Because reports of these reactions are voluntary and the population is of an uncertain size, it is not always possible to reliably estimate the frequency of the event or establish a causal relationship to drug exposure.

Adverse Reactions Associated with Subcutaneous Use

AVONEX® has also been evaluated in 290 patients with diseases other than multiple sclerosis, primarily chronic viral hepatitis B and C, in which the doses studied ranged from 15 mcg to 75 mcg, given SC, 3 times a week, for up to 6 months. Inflammation at the site of the subcutaneous injection was observed in 52% of treated patients in these studies. Subcutaneous injections were also associated with the following local reactions: injection site necrosis, injection site atrophy, injection site edema and injection site hemorrhage. None of the above was observed in the multiple sclerosis patients participating in Study 1. Injection site edema and injection site hemorrhage were observed in multiple sclerosis patients participating in Study 2.

Immunogenicity

As with all therapeutic proteins, there is a potential for immunogenicity. In recent studies assessing immunogenicity in multiple sclerosis patients administered AVONEX® for at least 1 year, 5% (21 of 390 patients) showed the presence of neutralizing antibodies at one or more times. The clinical significance of neutralizing antibodies to AVONEX® is unknown.

These data reflect the percentage of patients whose test results were considered positive for antibodies to AVONEX® using a two-tiered assay (ELISA binding assay followed by an antiviral cytopathic effect assay), and are highly dependent on the sensitivity and specificity of the assay. Additionally, the observed incidence of neutralizing activity in an assay may be influenced by several factors including sample handling, timing of sample collection, concomitant medications, and underlying disease. For these reasons, comparison of the incidence of antibodies to AVONEX® with the incidence of antibodies to other products may be misleading.

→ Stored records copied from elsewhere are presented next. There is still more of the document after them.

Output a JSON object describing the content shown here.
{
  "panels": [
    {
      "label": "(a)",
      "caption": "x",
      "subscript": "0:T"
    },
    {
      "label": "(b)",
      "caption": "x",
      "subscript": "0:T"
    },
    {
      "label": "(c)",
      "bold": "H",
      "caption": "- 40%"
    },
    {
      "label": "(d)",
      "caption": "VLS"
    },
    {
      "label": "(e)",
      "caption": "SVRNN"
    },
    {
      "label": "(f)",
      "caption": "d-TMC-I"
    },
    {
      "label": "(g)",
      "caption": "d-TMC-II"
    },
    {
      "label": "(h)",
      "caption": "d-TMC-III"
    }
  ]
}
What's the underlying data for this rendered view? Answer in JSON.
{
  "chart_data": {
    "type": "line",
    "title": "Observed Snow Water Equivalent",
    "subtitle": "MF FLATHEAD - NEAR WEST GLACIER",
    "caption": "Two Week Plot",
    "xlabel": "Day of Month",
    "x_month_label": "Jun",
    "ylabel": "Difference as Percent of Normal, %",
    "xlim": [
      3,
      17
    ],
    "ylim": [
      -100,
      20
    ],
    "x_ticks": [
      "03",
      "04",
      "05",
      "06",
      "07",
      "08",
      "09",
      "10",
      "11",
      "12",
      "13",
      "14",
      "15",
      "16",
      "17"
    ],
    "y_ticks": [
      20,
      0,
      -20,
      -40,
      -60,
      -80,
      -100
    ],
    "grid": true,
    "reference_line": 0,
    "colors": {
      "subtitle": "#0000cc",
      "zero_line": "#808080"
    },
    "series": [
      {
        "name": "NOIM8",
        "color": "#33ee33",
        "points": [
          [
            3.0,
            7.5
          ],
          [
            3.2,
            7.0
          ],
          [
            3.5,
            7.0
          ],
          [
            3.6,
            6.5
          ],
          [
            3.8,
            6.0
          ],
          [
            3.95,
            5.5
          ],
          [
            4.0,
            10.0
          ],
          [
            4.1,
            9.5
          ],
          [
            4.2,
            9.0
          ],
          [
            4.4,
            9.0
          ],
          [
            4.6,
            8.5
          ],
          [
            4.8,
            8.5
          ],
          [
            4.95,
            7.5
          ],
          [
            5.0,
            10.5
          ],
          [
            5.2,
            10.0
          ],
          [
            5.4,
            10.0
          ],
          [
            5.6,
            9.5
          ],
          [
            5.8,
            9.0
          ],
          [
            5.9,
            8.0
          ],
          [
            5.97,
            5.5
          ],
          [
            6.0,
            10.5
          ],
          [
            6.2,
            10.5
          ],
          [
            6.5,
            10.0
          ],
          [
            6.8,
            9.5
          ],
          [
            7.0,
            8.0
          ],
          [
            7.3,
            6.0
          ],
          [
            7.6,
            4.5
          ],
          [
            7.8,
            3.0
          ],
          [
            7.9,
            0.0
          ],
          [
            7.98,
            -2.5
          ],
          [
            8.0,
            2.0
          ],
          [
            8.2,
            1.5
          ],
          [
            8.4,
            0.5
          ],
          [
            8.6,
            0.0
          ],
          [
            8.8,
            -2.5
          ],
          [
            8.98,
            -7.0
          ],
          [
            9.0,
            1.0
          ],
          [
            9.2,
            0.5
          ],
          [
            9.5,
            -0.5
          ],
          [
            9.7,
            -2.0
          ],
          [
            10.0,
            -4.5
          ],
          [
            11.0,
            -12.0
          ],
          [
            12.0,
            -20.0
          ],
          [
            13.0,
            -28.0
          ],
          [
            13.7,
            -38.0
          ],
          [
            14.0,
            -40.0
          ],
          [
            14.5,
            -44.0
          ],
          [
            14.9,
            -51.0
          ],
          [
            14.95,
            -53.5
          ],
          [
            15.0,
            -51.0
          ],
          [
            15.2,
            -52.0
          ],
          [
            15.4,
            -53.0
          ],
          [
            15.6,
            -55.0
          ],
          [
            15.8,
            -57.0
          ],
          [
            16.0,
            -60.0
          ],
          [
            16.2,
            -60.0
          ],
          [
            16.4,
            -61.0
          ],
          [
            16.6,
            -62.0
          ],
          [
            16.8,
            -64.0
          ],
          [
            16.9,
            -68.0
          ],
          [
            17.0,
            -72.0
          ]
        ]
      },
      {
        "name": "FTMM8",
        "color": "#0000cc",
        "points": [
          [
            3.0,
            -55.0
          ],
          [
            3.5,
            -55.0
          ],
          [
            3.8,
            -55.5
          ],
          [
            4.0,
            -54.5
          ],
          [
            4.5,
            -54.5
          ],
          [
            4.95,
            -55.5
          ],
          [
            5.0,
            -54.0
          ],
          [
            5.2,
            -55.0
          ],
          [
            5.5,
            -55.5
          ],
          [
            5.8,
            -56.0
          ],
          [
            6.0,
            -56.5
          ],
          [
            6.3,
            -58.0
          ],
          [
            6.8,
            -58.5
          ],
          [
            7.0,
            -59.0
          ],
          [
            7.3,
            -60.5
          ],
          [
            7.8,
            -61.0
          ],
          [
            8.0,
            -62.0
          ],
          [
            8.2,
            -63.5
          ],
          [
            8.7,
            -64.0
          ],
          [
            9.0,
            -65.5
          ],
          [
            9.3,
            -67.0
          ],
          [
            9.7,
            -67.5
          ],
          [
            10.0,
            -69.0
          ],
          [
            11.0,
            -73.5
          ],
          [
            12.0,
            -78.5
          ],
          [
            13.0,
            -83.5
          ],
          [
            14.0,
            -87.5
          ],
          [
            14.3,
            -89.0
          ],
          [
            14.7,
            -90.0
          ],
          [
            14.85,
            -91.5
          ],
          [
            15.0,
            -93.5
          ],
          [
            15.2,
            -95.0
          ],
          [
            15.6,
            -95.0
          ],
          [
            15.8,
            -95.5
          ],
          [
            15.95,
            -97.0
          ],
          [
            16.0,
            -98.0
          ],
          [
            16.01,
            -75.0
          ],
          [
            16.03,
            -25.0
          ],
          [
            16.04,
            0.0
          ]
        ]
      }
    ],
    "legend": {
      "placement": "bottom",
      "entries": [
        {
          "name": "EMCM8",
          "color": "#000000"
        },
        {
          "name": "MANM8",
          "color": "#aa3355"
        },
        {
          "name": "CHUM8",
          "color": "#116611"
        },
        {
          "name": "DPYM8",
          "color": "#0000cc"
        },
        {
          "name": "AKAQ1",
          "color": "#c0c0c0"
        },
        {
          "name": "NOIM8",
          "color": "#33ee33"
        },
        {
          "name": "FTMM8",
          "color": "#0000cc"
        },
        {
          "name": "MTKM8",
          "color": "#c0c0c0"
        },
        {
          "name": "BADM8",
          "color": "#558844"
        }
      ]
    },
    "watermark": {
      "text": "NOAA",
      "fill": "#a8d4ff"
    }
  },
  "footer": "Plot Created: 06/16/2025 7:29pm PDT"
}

Anaphylaxis has been reported as a rare complication of AVONEX® use. Other allergic reactions have included dyspnea, orolingual edema, skin rash and urticaria (see WARNINGS: Anaphylaxis).

Drug Abuse And Dependence

There is no evidence that abuse or dependence occurs with AVONEX® therapy. However, the risk of dependence has not been systematically evaluated.